Suppose your code involves getting information about cats from a cat API (this is a fictional example – I just like cats more than I like businessy things like orders or products). Now you add a new test that needs to hit the cat API. You could record a new cassette, but that would be annoying, so you find another test that’s already hitting the cat API, and you reuse its cassette. Because the cassette is no longer test-specific, you name it something like cats or cats_1234. You sit back and enjoy the sweet VCR life.

But this life is not as sweet as it seems. For example, what if one of the several tests that use the cats cassette needs to hit another endpoint? Now the cassette is no longer just about cats – it’s about whatever_these_various_tests_need. And if one of the tests changes so that the cassette needs to be rerecorded, you need to make sure you rerecord it in a way that doesn’t affect those other tests.

Better, I would say, to stick with one cassette per test. Yes, there will be duplication – but, as the example above shows, the alternative to duplication is coupling, which I reckon is much worse. Besides, each cassette is now a nice, clean record of exactly what external resources a particular spec depends on, which makes it more meaningful, and less of a scary and mysterious black box. (You might still want to name it explicitly, instead of leaving it up to the RSpec integration to figure out a name – otherwise you might suddenly have to rename a file when you change a test description.)


Besides creating coupling between tests, cassette reuse might also be a way to avoid addressing deeper smells. If recording cassettes is starting to feel like a nuisance, chances are it’s not just because it’s not easy enough (see above) – you might be relying on it too much.

I’m going to make a bold claim here (and hope you agree): in a well-designed application, calls to external services should be encapsulated in modules whose only job is to talk to the external service, rather than spread out across other code with other jobs.

So when we use the cat API above, we shouldn’t litter (pun intended) our controllers or other classes with actual HTTP calls. We should probably create a Cat or CatAPI class or something that is all about calling the cat API and nothing else. The specs for CatAPI will, of course, need to use VCR, but for any other class that uses CatAPI (except possibly some sort of end-to-end test), the specs can just stub the CatAPI class.

If this is the case, having to record a cassette should never really come as a surprise. If you’re working on a class whose very purpose is making HTTP requests, of course you need to care about stubbing HTTP requests. If you’re writing a thorough end-to-end test that includes external services – ditto. But those are the exceptions; everywhere else, VCR shouldn’t even be necessary, because any interaction with external services should be neatly wrapped in a class that is itself easy to stub, mock or fake as required.

Bad design should be hard, good design should be easy

In the project that inspired all this, we had made rerecording hard, but reuse easy.
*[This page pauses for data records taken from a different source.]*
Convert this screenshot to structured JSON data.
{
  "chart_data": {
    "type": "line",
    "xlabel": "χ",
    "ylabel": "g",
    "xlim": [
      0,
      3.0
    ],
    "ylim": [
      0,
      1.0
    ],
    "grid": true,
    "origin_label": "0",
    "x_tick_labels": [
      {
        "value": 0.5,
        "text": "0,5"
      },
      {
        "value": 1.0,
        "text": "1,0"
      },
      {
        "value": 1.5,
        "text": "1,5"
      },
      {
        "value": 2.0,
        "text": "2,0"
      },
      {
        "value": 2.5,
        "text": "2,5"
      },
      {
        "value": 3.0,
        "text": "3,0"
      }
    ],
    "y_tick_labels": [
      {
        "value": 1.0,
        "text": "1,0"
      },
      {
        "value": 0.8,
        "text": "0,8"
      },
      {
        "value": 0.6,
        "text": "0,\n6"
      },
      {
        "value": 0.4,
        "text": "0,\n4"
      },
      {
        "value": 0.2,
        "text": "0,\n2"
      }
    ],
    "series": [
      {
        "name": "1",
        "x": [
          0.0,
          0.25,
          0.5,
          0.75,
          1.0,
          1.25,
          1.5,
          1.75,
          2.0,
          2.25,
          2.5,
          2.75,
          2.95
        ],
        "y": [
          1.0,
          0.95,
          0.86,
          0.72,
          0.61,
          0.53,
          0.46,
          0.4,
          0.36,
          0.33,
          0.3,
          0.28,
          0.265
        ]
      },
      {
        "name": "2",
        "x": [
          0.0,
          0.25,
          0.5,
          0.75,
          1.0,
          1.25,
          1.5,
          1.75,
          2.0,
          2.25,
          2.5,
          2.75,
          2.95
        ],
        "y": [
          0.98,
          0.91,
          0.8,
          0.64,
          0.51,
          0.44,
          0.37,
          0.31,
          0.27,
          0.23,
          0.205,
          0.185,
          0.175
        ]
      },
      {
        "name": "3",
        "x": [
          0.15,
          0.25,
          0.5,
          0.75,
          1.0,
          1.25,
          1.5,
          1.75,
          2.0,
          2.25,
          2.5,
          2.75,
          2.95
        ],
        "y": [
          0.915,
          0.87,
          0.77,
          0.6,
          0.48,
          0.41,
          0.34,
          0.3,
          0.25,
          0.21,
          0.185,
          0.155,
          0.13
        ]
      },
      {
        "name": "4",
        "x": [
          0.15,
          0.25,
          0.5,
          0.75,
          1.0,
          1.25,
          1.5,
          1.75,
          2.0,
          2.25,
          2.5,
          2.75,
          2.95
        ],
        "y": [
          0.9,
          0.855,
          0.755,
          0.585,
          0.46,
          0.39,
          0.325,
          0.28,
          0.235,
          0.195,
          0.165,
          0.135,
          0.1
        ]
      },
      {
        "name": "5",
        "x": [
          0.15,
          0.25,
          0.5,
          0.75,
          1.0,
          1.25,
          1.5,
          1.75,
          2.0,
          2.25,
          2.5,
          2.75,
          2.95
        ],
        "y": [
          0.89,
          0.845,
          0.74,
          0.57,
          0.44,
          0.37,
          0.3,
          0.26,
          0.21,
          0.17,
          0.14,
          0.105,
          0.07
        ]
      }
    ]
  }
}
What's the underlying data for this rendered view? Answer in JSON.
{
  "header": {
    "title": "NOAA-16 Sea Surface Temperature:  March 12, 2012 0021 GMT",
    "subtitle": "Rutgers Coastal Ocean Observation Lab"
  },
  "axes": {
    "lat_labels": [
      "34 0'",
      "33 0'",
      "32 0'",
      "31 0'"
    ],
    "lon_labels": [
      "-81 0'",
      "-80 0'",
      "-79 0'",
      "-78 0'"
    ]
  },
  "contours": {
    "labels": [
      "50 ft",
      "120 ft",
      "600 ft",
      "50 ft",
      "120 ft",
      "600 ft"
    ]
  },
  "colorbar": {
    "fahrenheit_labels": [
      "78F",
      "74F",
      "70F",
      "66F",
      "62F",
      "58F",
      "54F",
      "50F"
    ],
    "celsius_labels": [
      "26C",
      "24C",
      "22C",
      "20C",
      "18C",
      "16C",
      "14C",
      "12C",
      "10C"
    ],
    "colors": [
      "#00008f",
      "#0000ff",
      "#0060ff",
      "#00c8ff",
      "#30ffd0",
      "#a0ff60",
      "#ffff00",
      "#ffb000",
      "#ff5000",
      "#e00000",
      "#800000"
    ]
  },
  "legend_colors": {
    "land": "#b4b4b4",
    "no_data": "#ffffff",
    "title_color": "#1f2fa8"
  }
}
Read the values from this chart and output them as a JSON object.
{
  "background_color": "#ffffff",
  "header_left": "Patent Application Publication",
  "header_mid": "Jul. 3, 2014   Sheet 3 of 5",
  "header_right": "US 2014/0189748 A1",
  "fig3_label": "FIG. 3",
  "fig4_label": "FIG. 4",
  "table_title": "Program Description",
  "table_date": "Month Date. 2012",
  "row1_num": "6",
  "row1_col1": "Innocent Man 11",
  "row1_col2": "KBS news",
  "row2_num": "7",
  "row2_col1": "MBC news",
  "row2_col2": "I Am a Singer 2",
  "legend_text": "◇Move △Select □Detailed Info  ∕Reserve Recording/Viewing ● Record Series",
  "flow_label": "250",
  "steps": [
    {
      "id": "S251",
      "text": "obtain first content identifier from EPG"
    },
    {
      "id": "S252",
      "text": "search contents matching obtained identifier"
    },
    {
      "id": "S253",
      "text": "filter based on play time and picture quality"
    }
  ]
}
This encouraged us to not think too carefully about where the seams were in the system, and how we were dealing with external dependencies – whenever a spec turned out to be making an HTTP request, instead of questioning whether it ought to be making one at all, we’d just throw in one of our reusable cassettes.

It wasn’t that we didn’t know all that stuff about encapsulation and so on – this was a pretty experienced team that spent a lot of time talking and thinking about design. But when there’s time pressure and stuff that needs to get done, there will always be a tendency towards the path of least resistance. But by thinking carefully about how we set up our tools, and what patterns we establish, we can affect what that path looks like – so even if we’re in a hurry and good design is not a priority, the patterns are more likely to nudge us towards good decisions anyway.